Crédit photo Sandrine Franchet

Les groupements d'employeurs apportent une réponse efficace au besoin de concilier flexibilité des entreprises et sécurité des salariés. Tout juste regroupés au sein de l'Union des groupements d'employeurs de France, les acteurs du secteur s'efforcent de lever les freins au développement de la formule.

Le 26 février dernier, devant le Conseil économique et social, Dominique de Villepin plaidait pour l'instauration d'une « véritable flexsécurité à la française », grâce à trois réformes : celle du droit du travail et du contrat de travail, celle de la formation professionnelle et celle du service public de l'emploi. « Des solutions existent déjà, sous nos yeux, pour allier les impératifs de compétitivité des entreprises et le besoin de sécurité des salariés », affirme pourtant Franck Delalande, président du CJD (Centre des jeunes dirigeants) Bretagne et directeur du groupement d'employeurs multisectoriel vannais Vénétis, en introduction de son récent ouvrage Groupements d'employeurs : mode d'emploi (1).

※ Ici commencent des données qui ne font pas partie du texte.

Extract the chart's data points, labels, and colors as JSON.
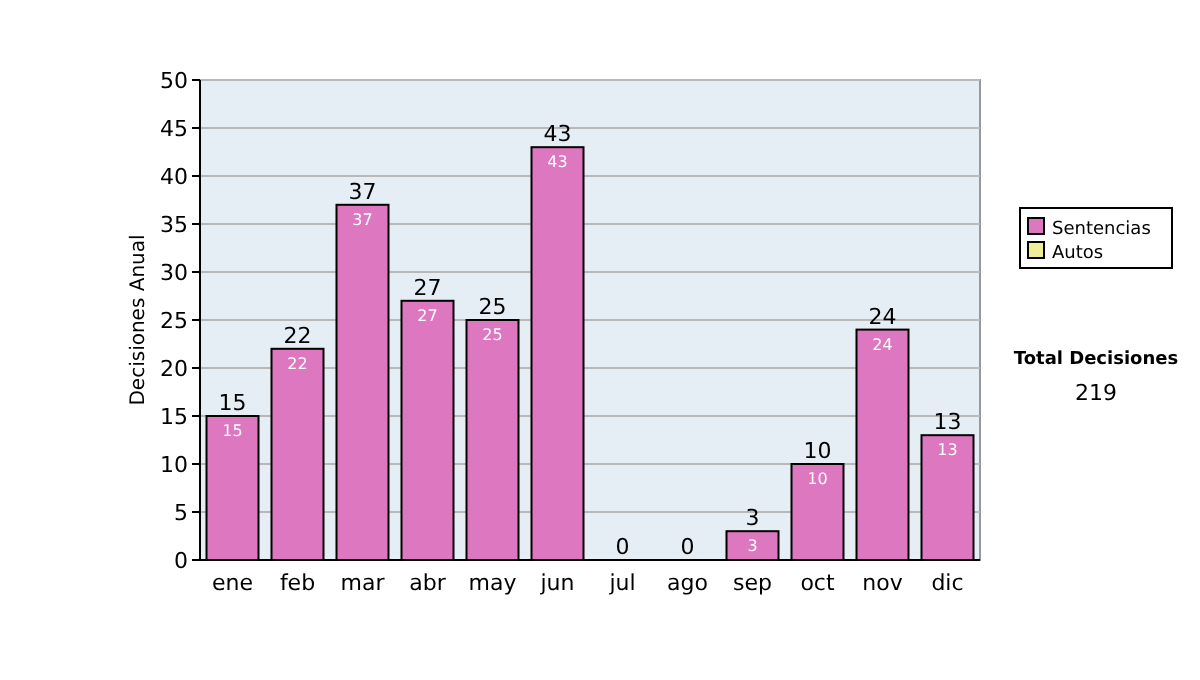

L'une de ces solutions réside dans les groupements d'employeurs (GE). Ces associations d'employeurs, qui existent depuis 1985 (lire l'encadré p. 27), permettent, en parallèle, à leurs adhérents de bénéficier de salariés à temps partiel, ponctuels ou saisonniers «fidélisés», et à leurs salariés de signer un contrat à durée indéterminée à temps plein. Comment ? En «maillant» les emplois, c'est-à-dire en les enchaînant les uns aux autres, soit dans une même semaine (exemple : un DRH occupé deux jours dans une entreprise et trois jours dans une autre), soit sur une année.

Gagnant-gagnant

Les avantages de la formule sont multiples. Pour les employeurs, elle permet de s'attacher, notamment, les compétences de professionnels de haut niveau qu'elles n'auraient pas les moyens d'embaucher à temps plein, de bénéficier de salariés fidélisés, qui connaissent les entreprises pour lesquelles ils interviennent et les missions qui leur sont confiées, et donc de gagner du temps en recrutement et en formation de leurs collaborateurs à temps partiel ou saisonniers. Et même si le recours à un GE demeure plus coûteux que l'embauche en direct, il est de 10 % à 30 % moins cher que l'intérim.

Emploi stable

Quant aux salariés, ils bénéficient avant tout d'un emploi stable, à temps plein, avec un seul bulletin de salaire, tout en conservant une variété de missions. Franck Delalande évoque, de son côté, un «carré magique», ajoutant deux autres «gagnants» : les territoires, sur lesquels les GE permettent de retenir, voire d'attirer, les compétences et les emplois, et les groupements eux-mêmes.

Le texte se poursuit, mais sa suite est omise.